Werknemers die de pensioengerechtigde leeftijd bereiken en langer dan vereist voor het maximale pensioen (35 jaar voor mannen, 30 jaar voor vrouwen) premie hebben betaald voor de sociale verzekering, ontvangen bij de uitkering van hun pensioen een eenmalige toeslag voor elk extra jaar premiebetaling.
Volgens de huidige bepalingen van de Sociale Verzekeringswet van 2014 hebben werknemers die de pensioengerechtigde leeftijd bereiken en 35 jaar (mannen) of 30 jaar (vrouwen) premie hebben betaald, recht op het maximale pensioen (75%).
Indien de bijdragen het aantal jaren overschrijden dat recht geeft op sociale verzekeringspremies voor 75% van het salaris, wordt elk extra jaar berekend als 0,5 maand van het gemiddelde salaris dat is gebruikt voor de sociale verzekeringspremies.
Vanaf 1 juli 2025 is echter de nieuwe Sociale Verzekeringswet (Sociale Verzekeringswet 2024) van kracht geworden, die een bepaling bevat om de eenmalige uitkering te verhogen voor gepensioneerden die blijven werken en deelnemen aan de sociale verzekering.

De nieuwe wet op de sociale zekerheid bevat aanpassingen om de uitkeringen te verhogen voor degenen die na het bereiken van de pensioenleeftijd blijven werken en deelnemen aan de sociale zekerheid.
Concreet geldt dat in gevallen waarin werknemers al recht hebben op een pensioen, maar blijven bijdragen aan de sociale verzekering, de toeslag tweemaal het gemiddelde salaris bedraagt dat als basis voor de sociale verzekeringspremies is gebruikt, voor elk jaar dat de premiebetaling het voorgeschreven aantal jaren overschrijdt (vanaf het moment na het bereiken van de pensioenleeftijd).
Hoe bereken je het eenmalige pensioen voor gepensioneerden?
Om de eenmalige uitkering zoals vastgelegd in de Sociale Verzekeringswet van 2024 te berekenen, heeft het Ministerie van Arbeid, Invaliden en Sociale Zaken specifieke berekeningsformules verstrekt.
Hier volgt een voorbeeld van hoe u een eenmalige pensioenuitkering kunt berekenen:
De heer A werkte onder normale arbeidsomstandigheden. Toen hij de pensioengerechtigde leeftijd bereikte, had hij 39 jaar aan sociale premies betaald.
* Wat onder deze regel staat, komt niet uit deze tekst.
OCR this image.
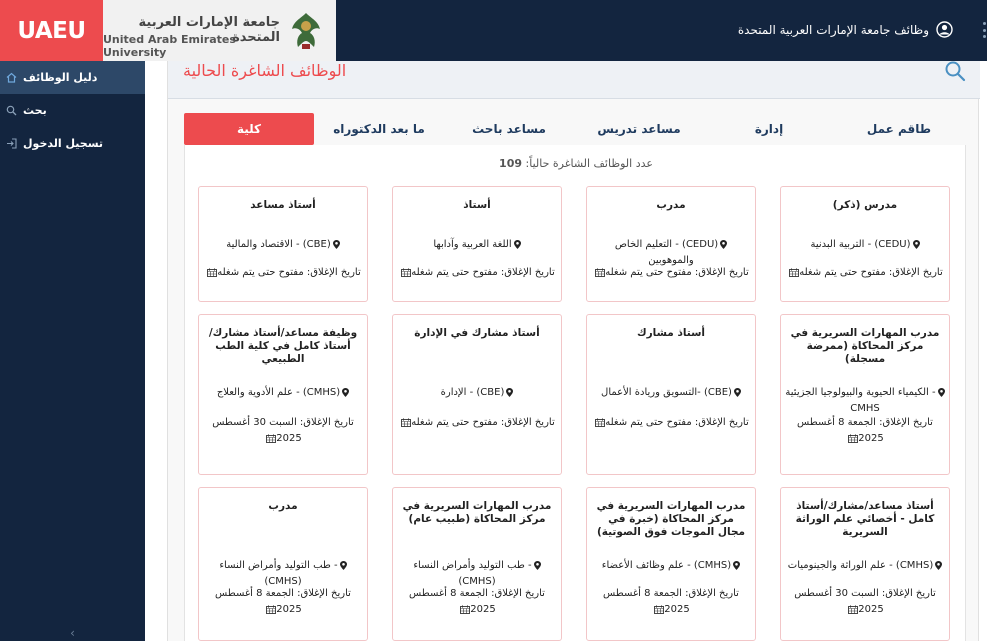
UAEU	جامعة الإمارات العربية المتحدة
United Arab Emirates University
وظائف جامعة الإمارات العربية المتحدة
دليل الوظائف
بحث
تسجيل الدخول
‹
الوظائف الشاغرة الحالية
طاقم عمل
إدارة
مساعد تدريس
مساعد باحث
ما بعد الدكتوراه
كلية
عدد الوظائف الشاغرة حالياً: 109
مدرس (ذكر)
(CEDU) - التربية البدنية
تاريخ الإغلاق: مفتوح حتى يتم شغله
مدرب
(CEDU) - التعليم الخاص والموهوبين
تاريخ الإغلاق: مفتوح حتى يتم شغله
أستاذ
اللغة العربية وآدابها
تاريخ الإغلاق: مفتوح حتى يتم شغله
أستاذ مساعد
(CBE) - الاقتصاد والمالية
تاريخ الإغلاق: مفتوح حتى يتم شغله
مدرب المهارات السريرية في مركز المحاكاة (ممرضة مسجلة)
- الكيمياء الحيوية والبيولوجيا الجزيئية CMHS
تاريخ الإغلاق: الجمعة 8 أغسطس 2025
أستاذ مشارك
(CBE) -التسويق وريادة الأعمال
تاريخ الإغلاق: مفتوح حتى يتم شغله
أستاذ مشارك في الإدارة
(CBE) - الإدارة
تاريخ الإغلاق: مفتوح حتى يتم شغله
وظيفة مساعد/أستاذ مشارك/أستاذ كامل في كلية الطب الطبيعي
(CMHS) - علم الأدوية والعلاج
تاريخ الإغلاق: السبت 30 أغسطس 2025
أستاذ مساعد/مشارك/أستاذ كامل - أخصائي علم الوراثة السريرية
(CMHS) - علم الوراثة والجينوميات
تاريخ الإغلاق: السبت 30 أغسطس 2025
مدرب المهارات السريرية في مركز المحاكاة (خبرة في مجال الموجات فوق الصوتية)
(CMHS) - علم وظائف الأعضاء
تاريخ الإغلاق: الجمعة 8 أغسطس 2025
مدرب المهارات السريرية في مركز المحاكاة (طبيب عام)
- طب التوليد وأمراض النساء (CMHS)
تاريخ الإغلاق: الجمعة 8 أغسطس 2025
مدرب
- طب التوليد وأمراض النساء (CMHS)
تاريخ الإغلاق: الجمعة 8 أغسطس 2025
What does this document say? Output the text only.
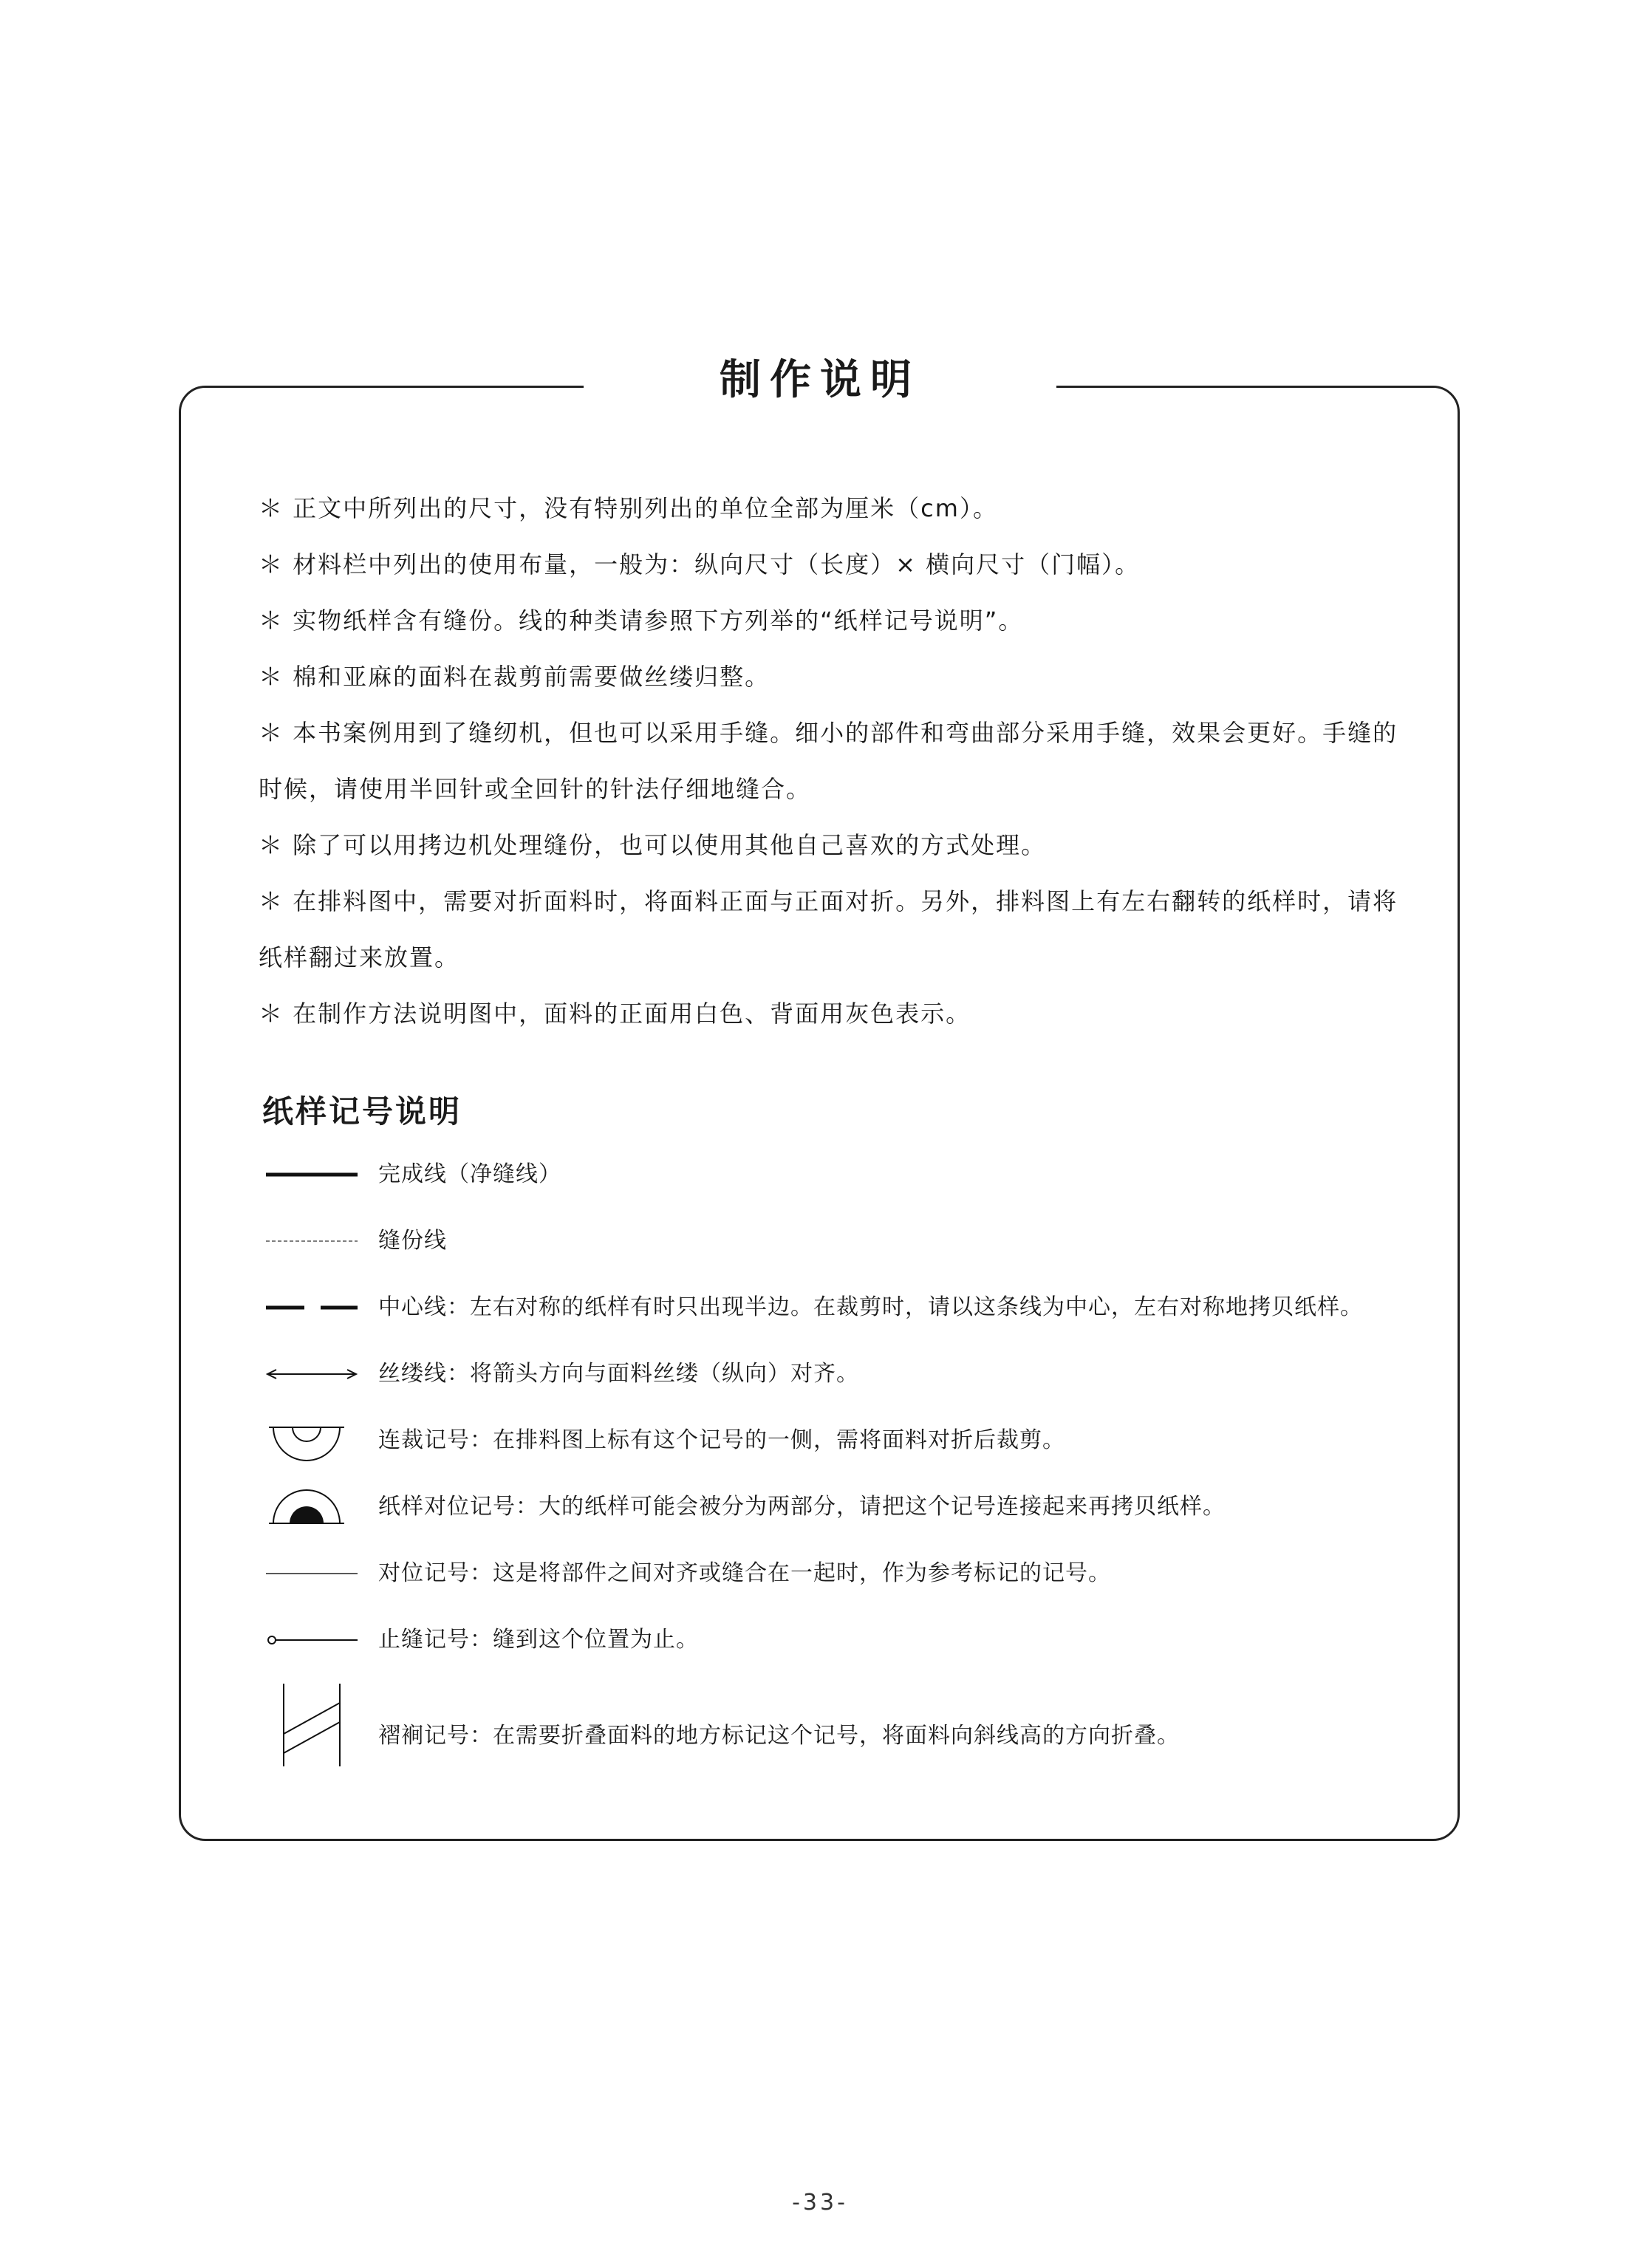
制作说明
＊ 正文中所列出的尺寸，没有特别列出的单位全部为厘米（cm）。
＊ 材料栏中列出的使用布量，一般为：纵向尺寸（长度）× 横向尺寸（门幅）。
＊ 实物纸样含有缝份。线的种类请参照下方列举的“纸样记号说明”。
＊ 棉和亚麻的面料在裁剪前需要做丝缕归整。
＊ 本书案例用到了缝纫机，但也可以采用手缝。细小的部件和弯曲部分采用手缝，效果会更好。手缝的时候，请使用半回针或全回针的针法仔细地缝合。
＊ 除了可以用拷边机处理缝份，也可以使用其他自己喜欢的方式处理。
＊ 在排料图中，需要对折面料时，将面料正面与正面对折。另外，排料图上有左右翻转的纸样时，请将纸样翻过来放置。
＊ 在制作方法说明图中，面料的正面用白色、背面用灰色表示。
纸样记号说明
完成线（净缝线）
缝份线
中心线：左右对称的纸样有时只出现半边。在裁剪时，请以这条线为中心，左右对称地拷贝纸样。
丝缕线：将箭头方向与面料丝缕（纵向）对齐。
连裁记号：在排料图上标有这个记号的一侧，需将面料对折后裁剪。
纸样对位记号：大的纸样可能会被分为两部分，请把这个记号连接起来再拷贝纸样。
对位记号：这是将部件之间对齐或缝合在一起时，作为参考标记的记号。
止缝记号：缝到这个位置为止。
褶裥记号：在需要折叠面料的地方标记这个记号，将面料向斜线高的方向折叠。
-33-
Als de heer A direct na het bereiken van de pensioengerechtigde leeftijd met pensioen zou gaan, zou hij 4 jaar aan te veel betaalde sociale premies hebben.
Dhr. A heeft gedurende 4 jaar te veel sociale premies betaald en heeft daarom recht op een eenmalige tegemoetkoming van 0,5 maand van zijn gemiddelde salaris waarover hij sociale premies heeft betaald. In dit geval bedraagt de eenmalige tegemoetkoming van dhr. A: 4 jaar x 0,5 = 2 maanden van zijn gemiddelde salaris waarover hij sociale premies heeft betaald.
Als meneer A. echter niet direct met pensioen gaat, maar nog 3 jaar blijft werken en sociale premies blijft betalen, heeft hij in totaal 42 jaar aan sociale premies betaald. Daarom ontvangt meneer A. naast zijn pensioen ook een eenmalige uitkering, als volgt:
Voor elke 4 jaar sociale premies die langer zijn dan 35 jaar vóór het bereiken van de pensioenleeftijd, is elk jaar gelijk aan 0,5 keer het gemiddelde salaris dat als basis voor de sociale premies is gebruikt: 4 jaar x 0,5 = 2,0.
Gedurende 3 jaar na het bereiken van de pensioenleeftijd bedraagt de premie voor de sociale verzekering tweemaal het gemiddelde salaris dat als basis voor de premies wordt gebruikt: 3 jaar x 2 = 6.
Daarom heeft de heer A in dit geval recht op een eenmalige pensioenuitkering gelijk aan 8 keer het gemiddelde salaris dat als basis is gebruikt voor de berekening van de sociale premies.
Volgens een arbeidsdeskundige zal een verhoging van de eenmalige uitkering voor gepensioneerden die blijven werken en deelnemen aan de sociale verzekering, werknemers, met name hoogopgeleide werknemers (experts, wetenschappers , enz.), stimuleren om na het bereiken van de pensioengerechtigde leeftijd te blijven werken en een bijdrage te leveren aan de maatschappij.